It is possible, although not very tasteful, to build a working Internet application with the following items hard-coded into each individual page: The ancient term for this approach to building software is "putting magic numbers in the code." With magic numbers in the code, it is tough to grab a few scripts from one service and apply them to another application. With magic numbers in the code, it is tough to know how many programs you have to examine and modify after a personnel change. With magic numbers in the code, it is tough to know if rules are being enforced consistently site-wide.

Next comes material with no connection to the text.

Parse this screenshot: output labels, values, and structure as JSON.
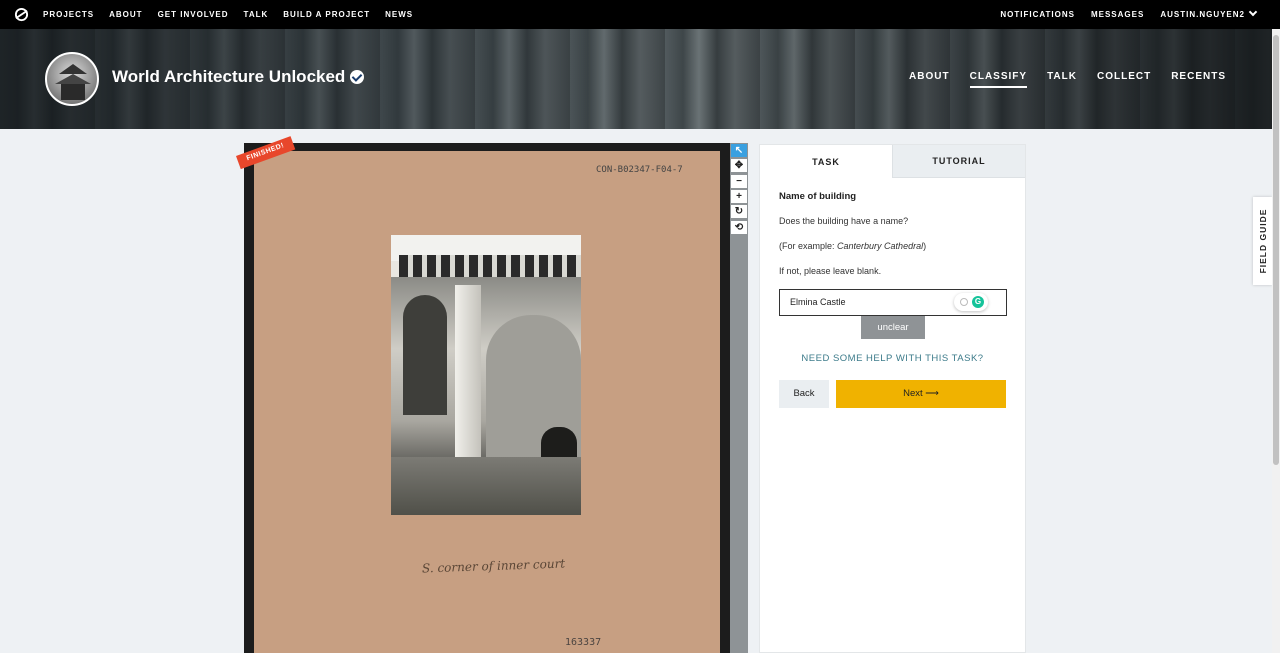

Where should you store parameters such as these? Except for the database username and password, an obvious answer would seem to be "in the database." There are a bunch of keys (the parameter names) and a bunch of values (the parameters). This is the very problem for which a database management system is ideal.

-- use Oracle's unique key generator
create sequence config_param_seq start with 1;

create table config_param_keys (
	config_param_key_id	integer primary key,
	key_name		varchar(4000) not null,
	param_comment		varchar(4000)
);

-- we store the values in a separate table because there might
-- be more than one for a given key
create table config_param_values (
	config_param_key_id	not null references config_param_keys,
	value_index		integer default 1 not null,
	param_value		varchar(4000) not null
);

-- we use the Oracle operator "nextval" to get the next 
-- value from the sequence generator
insert into config_param_keys 
values
(config_param_seq.nextval, 'view_source_link_p', 'damn 6.171 instructor is making me do this');

-- we use the Oracle operator "currval" to get the last
-- value from the sequence generator (so that rows inserted in this transaction
-- will all have the same ID)
insert into config_param_values
values
(config_param_seq.currval, 1, 't');

commit;

insert into config_param_keys 
values
(config_param_seq.nextval, 'redirect', 'dropping the /wtr/ directory');

insert into config_param_values
values
(config_param_seq.currval, 1, '/wtr/thebook/');

insert into config_param_values
values
(config_param_seq.currval, 2, '/panda/');

commit;
At the end of every page script we can query these tables:
select cpv.param_value
from config_param_keys cpk, config_param_values cpv
where cpk.config_param_key_id = cpv.config_param_key_id
and key_name = 'view_source_link_p'
If the script gets a row with "t" back, it includes a "View Source" link at the bottom of the page. If not, no link.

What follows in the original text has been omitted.